Bu durum karşısında çılgına dönen Şâh İsmâil derhal bütün gücüyle Yavuz'un üzerine yürüdü. Hedefinde Yavuz'un el koyduğu toprakları ve kendisi için çok önemli olan stratejik Erzincan Kalesini geri almak vardı. Bir de yapabilirse kardeşi Şehzâde İbrâhim'i kurtaracaktı.

Fakat evdeki hesap çarşıya uymadı. Şâh İsmâil'in ordusu henüz yoldayken, Yavuz askerlerini teyakkuz durumuna geçirmişti bile. Safevî Ordusunun Erzincan'ı hedef aldığını öğrenince yanına sonradan Kânûni olacak olan 12 yaşındaki oğlu Şehzâde Süleyman'ı da alarak hızla Safevî Ordusunun üzerine yürüdü. Ve bir gece baskınıyla Şâh İsmâil'i ve ordusunu feci şekilde bozdu. Şâh İsmâil gecenin karanlığında kaçmayı başardı.

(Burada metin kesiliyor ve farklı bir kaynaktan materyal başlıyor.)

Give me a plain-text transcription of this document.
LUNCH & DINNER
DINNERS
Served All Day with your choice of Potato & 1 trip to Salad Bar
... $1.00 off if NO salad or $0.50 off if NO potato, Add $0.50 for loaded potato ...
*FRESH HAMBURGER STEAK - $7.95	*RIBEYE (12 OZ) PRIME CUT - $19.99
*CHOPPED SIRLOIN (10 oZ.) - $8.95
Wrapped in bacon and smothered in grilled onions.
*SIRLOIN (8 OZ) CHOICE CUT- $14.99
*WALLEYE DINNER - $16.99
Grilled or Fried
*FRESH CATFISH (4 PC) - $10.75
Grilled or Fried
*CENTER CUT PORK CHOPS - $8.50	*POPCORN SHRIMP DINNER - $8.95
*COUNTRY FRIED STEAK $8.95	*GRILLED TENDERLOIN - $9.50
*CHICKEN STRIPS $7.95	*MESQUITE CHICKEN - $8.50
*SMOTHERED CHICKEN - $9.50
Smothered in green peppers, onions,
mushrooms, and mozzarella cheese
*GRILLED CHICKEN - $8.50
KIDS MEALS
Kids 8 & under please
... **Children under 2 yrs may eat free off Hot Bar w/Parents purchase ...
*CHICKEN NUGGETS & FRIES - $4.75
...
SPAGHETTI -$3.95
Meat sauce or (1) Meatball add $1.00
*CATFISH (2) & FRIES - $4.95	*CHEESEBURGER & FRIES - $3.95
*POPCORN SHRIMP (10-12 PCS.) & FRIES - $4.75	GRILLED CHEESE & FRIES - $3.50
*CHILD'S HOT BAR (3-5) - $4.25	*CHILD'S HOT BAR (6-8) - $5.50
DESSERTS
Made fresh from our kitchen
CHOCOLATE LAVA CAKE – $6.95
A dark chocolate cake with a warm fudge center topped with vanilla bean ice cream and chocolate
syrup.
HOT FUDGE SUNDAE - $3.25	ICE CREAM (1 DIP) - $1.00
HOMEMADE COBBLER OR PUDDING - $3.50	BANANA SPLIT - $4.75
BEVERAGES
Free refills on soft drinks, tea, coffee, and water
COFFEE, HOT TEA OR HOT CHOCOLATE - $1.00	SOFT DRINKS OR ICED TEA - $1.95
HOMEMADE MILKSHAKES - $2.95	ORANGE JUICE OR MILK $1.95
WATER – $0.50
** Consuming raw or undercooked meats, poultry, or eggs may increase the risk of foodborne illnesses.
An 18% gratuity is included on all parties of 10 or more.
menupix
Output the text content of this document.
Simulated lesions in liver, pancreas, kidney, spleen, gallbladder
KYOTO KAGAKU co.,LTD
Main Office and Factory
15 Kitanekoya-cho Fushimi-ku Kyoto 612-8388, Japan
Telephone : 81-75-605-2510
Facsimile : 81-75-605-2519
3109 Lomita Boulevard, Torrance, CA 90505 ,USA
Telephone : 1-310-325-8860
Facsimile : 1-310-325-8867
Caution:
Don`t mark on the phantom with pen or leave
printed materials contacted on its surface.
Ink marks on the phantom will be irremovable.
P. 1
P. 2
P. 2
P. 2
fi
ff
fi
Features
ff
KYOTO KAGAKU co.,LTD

Şâh İsmâil bu sefer de bileğini bükemediği Yavuz'u babası Sûltân II. Bâyezid Hân üzerinden dövmeye kalktı ve başarılı da oldu. Sûltân Bâyezid'e yazdığı tehditkâr mektubunda; Akkoyunlu Hükümdârı Uzun Hasan'ın kızının oğlu olduğu için Akkoyunlu Devletinin meşrû vârisi olduğunu, oğlu Yavuz Selim'in bu topraklara el koymaya hakkı olmadığını ve derhal kendisine iâde edilmesi gerektiğini bildirdi.

Yavuz'un; bu toprakları Atası Yıldırım Bâyezid tarafından 100 yıl öncesinden fethedildiğini dolayısıyla boşaltmayacağını söylemesine rağmen Divân-ı Hümâyûn Bayburt, İspir, Kemâh ve Erzincan'ı Safevîlerle savaş hâlinde olmadıklarını söyleyerek geri verilmesini Yavuz'a emretti. Yetmedi Sûltân II. Bâyezid Hân oğluna, "Sancağını muhafazayla meşgûl olup, ziyâdeye tecâvüz eylemeyesin" şeklinde ihtar dolu bir ferman gönderdi.